30/10/2002 - 10:00
Naquele tempo em que Lula ainda era um líder metalúrgico do ABC e o PT apenas engatinhava, havia no universo da esquerda ortodoxa brasileira uma gama de adjetivos que causavam urticária nos militantes. Dois deles, especialmente, soavam quase como palavrões: “revisionista” e “social-democrata”. O primeiro designava qualquer herege que ousava criticar os mandamentos do credo marxista, a saber: o caráter inevitável da crise do capitalismo, a polarização entre a maioria proletária e a minoria burguesa e a consequente revolução socialista, que aboliria a propriedade privada dos meios de produção, trazendo a redenção da humanidade trabalhadora na face da Terra. O segundo se referia aos seguidores do revisionismo, os tradicionais partidos de centro-esquerda europeus, considerados “traidores da classe operária”, justamente por se contentarem apenas em reformar o capitalismo, deixando o ideal da revolução socialista para um futuro improvável.
A polêmica que agitou o PT em seus primórdios teve origem na Europa há mais de um século. Em 1896, Eduard Bernstein (1850-1932) chocou o Partido Social Democrata da Alemanha (SPD), a mais tradicional e poderosa organização da esquerda européia, ao afirmar que, ao contrário das previsões catastróficas de Karl Marx, o capitalismo não estava condenado à bancarrota, nem a classe operária era destinada a forjar uma nova sociedade. O capitalismo, dizia Bernstein, desenvolvera mecanismos de auto-regulação não previstos pelo autor de O capital. Por isso, os socialistas deveriam abandonar a idéia de revolução e passar a lutar, dentro dos parlamentos, para democratizar a sociedade burguesa, tornando-a mais igualitária. Os cardeais do SPD lançaram as teses de Bernstein ao purgatório e o partido manteve a ortodoxia. Afinal, a Primeira Guerra Mundial e a continuidade das crises do capitalismo pareciam desmentir as idéias revisionistas. Mas, à medida que o SPD crescia eleitoralmente, mais pragmático ficava, aumentando a distância entre a intenção revolucionária e o gesto reformista.
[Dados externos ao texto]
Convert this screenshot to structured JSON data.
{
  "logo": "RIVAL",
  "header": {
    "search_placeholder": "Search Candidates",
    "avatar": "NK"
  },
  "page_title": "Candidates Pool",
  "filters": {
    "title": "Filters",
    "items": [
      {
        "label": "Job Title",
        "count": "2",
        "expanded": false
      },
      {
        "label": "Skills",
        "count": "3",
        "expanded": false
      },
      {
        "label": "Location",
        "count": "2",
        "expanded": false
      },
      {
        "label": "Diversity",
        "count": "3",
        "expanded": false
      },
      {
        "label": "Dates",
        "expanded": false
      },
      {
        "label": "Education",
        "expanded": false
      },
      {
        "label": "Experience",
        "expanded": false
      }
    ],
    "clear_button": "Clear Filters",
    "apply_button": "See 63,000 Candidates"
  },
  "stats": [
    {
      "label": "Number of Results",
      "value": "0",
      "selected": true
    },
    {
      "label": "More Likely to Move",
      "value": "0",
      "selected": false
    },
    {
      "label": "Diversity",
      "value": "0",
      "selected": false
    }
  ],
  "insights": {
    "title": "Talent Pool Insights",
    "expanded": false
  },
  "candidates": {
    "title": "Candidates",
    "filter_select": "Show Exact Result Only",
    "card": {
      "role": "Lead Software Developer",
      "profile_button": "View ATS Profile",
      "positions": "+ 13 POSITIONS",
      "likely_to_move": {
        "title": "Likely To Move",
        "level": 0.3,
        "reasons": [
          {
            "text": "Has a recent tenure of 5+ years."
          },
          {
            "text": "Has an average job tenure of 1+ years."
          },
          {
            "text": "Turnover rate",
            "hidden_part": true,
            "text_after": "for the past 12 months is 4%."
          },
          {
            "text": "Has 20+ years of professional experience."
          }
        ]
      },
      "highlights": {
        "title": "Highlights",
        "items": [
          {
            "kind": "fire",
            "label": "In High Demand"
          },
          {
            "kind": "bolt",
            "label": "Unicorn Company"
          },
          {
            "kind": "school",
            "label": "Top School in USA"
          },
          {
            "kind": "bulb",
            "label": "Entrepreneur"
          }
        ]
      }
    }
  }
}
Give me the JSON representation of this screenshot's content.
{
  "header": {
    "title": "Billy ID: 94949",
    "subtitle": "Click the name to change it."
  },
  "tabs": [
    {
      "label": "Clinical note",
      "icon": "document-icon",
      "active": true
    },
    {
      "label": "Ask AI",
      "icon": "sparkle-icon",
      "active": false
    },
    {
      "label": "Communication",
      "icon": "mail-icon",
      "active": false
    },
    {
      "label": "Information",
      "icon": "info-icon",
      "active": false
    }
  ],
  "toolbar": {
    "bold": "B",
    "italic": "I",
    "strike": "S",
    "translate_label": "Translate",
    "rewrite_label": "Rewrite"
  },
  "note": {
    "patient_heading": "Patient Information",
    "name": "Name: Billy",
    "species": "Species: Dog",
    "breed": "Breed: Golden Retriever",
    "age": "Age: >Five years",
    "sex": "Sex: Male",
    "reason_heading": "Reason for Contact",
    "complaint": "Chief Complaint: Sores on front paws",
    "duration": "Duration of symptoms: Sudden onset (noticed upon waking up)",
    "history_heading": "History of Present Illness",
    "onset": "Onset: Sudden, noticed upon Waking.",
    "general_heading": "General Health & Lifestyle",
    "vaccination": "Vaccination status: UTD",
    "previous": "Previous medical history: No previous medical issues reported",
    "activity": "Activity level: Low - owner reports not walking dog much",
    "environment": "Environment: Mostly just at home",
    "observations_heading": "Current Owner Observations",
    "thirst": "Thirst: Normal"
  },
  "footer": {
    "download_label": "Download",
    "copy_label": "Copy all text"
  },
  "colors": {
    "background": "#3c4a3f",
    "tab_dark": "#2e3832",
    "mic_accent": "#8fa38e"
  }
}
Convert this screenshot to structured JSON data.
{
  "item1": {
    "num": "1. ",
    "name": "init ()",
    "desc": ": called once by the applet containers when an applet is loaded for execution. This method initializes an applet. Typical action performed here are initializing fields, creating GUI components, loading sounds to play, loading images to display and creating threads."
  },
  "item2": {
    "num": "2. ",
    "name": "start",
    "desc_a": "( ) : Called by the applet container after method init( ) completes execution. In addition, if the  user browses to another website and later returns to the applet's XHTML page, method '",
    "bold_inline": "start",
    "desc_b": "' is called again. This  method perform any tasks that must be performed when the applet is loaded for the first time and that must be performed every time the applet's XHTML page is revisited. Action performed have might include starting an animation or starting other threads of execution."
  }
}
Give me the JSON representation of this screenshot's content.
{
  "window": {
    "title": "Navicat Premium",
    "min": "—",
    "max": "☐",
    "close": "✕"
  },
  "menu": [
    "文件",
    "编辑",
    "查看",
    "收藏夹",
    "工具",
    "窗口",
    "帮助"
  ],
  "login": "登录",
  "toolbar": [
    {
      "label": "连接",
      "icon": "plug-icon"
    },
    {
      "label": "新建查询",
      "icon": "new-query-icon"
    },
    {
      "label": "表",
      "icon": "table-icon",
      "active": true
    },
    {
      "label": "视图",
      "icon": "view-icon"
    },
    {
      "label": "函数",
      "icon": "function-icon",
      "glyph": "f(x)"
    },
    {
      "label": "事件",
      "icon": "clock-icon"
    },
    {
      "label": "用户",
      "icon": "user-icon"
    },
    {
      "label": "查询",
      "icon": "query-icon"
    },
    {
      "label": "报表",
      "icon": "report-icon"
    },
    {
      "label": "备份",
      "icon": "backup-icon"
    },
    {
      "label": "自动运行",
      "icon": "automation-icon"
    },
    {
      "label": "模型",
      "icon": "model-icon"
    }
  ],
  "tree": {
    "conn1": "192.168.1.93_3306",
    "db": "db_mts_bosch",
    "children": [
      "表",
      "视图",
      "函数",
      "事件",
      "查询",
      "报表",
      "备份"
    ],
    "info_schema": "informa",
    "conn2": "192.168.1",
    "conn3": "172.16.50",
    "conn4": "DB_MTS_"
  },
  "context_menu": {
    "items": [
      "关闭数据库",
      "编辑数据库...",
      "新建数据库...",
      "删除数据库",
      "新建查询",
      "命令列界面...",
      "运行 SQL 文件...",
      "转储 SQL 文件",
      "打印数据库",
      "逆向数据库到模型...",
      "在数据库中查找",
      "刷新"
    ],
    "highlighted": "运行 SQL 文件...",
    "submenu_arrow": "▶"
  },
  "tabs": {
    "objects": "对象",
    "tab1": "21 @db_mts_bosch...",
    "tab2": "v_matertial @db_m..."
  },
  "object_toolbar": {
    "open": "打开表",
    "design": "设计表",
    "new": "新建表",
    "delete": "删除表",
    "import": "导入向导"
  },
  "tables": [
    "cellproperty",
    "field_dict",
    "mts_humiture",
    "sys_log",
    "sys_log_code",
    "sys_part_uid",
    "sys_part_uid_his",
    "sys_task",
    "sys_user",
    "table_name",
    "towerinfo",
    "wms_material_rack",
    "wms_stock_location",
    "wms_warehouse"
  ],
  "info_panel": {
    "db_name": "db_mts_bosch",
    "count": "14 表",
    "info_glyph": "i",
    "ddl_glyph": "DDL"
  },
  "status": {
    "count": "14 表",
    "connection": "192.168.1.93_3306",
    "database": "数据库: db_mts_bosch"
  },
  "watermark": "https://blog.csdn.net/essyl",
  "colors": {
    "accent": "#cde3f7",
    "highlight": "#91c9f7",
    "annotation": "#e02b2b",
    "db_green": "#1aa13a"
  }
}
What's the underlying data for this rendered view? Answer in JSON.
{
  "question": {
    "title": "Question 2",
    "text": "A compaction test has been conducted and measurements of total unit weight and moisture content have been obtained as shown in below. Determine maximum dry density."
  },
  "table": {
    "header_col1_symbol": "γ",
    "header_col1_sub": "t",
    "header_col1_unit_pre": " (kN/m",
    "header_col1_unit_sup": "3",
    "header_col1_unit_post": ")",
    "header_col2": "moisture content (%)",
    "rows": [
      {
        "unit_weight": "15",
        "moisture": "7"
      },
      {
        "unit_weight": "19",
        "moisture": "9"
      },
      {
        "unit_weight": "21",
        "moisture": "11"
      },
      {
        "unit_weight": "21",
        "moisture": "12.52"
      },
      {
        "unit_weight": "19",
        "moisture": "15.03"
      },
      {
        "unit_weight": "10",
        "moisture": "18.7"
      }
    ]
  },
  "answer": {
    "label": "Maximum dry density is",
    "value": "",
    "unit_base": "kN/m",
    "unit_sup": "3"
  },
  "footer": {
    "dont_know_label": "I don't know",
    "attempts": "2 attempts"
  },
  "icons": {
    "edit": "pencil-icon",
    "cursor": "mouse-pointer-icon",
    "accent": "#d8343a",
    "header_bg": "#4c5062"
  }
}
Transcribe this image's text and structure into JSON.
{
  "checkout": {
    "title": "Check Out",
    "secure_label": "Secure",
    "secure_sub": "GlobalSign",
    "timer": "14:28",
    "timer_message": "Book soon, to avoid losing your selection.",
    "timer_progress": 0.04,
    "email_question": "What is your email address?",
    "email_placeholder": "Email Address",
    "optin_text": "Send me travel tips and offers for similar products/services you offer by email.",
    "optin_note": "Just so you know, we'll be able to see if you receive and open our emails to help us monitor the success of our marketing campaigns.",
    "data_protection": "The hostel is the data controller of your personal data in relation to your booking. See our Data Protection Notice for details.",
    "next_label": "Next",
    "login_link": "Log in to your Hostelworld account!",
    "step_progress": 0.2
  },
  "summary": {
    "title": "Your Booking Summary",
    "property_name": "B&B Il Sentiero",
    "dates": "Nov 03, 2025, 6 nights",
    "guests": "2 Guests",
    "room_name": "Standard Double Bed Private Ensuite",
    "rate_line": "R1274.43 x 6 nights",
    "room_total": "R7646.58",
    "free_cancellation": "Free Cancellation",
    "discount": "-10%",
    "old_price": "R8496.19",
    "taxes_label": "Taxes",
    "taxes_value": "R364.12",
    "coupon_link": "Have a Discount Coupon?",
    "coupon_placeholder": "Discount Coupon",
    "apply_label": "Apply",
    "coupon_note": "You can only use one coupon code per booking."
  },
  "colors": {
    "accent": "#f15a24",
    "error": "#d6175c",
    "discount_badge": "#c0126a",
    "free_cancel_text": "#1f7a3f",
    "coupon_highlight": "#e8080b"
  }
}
A Revolução Bolchevique de 1917 consolidou a ruptura da esquerda mundial entre revolucionários, que insistiam na derrubada do capitalismo pela violência, e social-democratas, que acreditavam que reformas democráticas poderiam superar gradativamente o regime burguês de propriedade privada. Depois da Segunda Guerra Mundial, o SPD – já então um partido extremamente moderado – continuou a crescer eleitoralmente, mas o poder sempre lhe escapava às mãos. Em 1959, no Congresso de Bad Godsberg, o SPD finalmente adequou a teoria à prática: deu adeus ao marxismo, abandonou a idéia de ruptura com o capitalismo e de partido dos trabalhadores transformou-se em “partido de todo o povo”. Era o reconhecimento tardio das teses de Bernstein. Dez anos depois, Willy Brandt se tornava o primeiro chanceler (primeiro-ministro) social-democrata da Alemanha Ocidental.
Enquanto era oposição, o PT podia se dar ao luxo de ficar no meio caminho entre a reforma e a revolução. Para conquistar o poder, ele teve que atravessar o Rubicão. Mandou o socialismo às calendas gregas – ou seja, o partido fez o seu Bad Godsberg. Aos setores radicais, dentro e fora do partido, restam três alternativas: o aggiornamento com a orientação moderada da direção, o isolamento político ou a ruptura com o governo de Lula. Situação, aliás, semelhante às já vividas por partidos europeus de centro-esquerda que passaram pelo teste do poder, como o PS francês, o PSOE espanhol e o Labour Party britânico.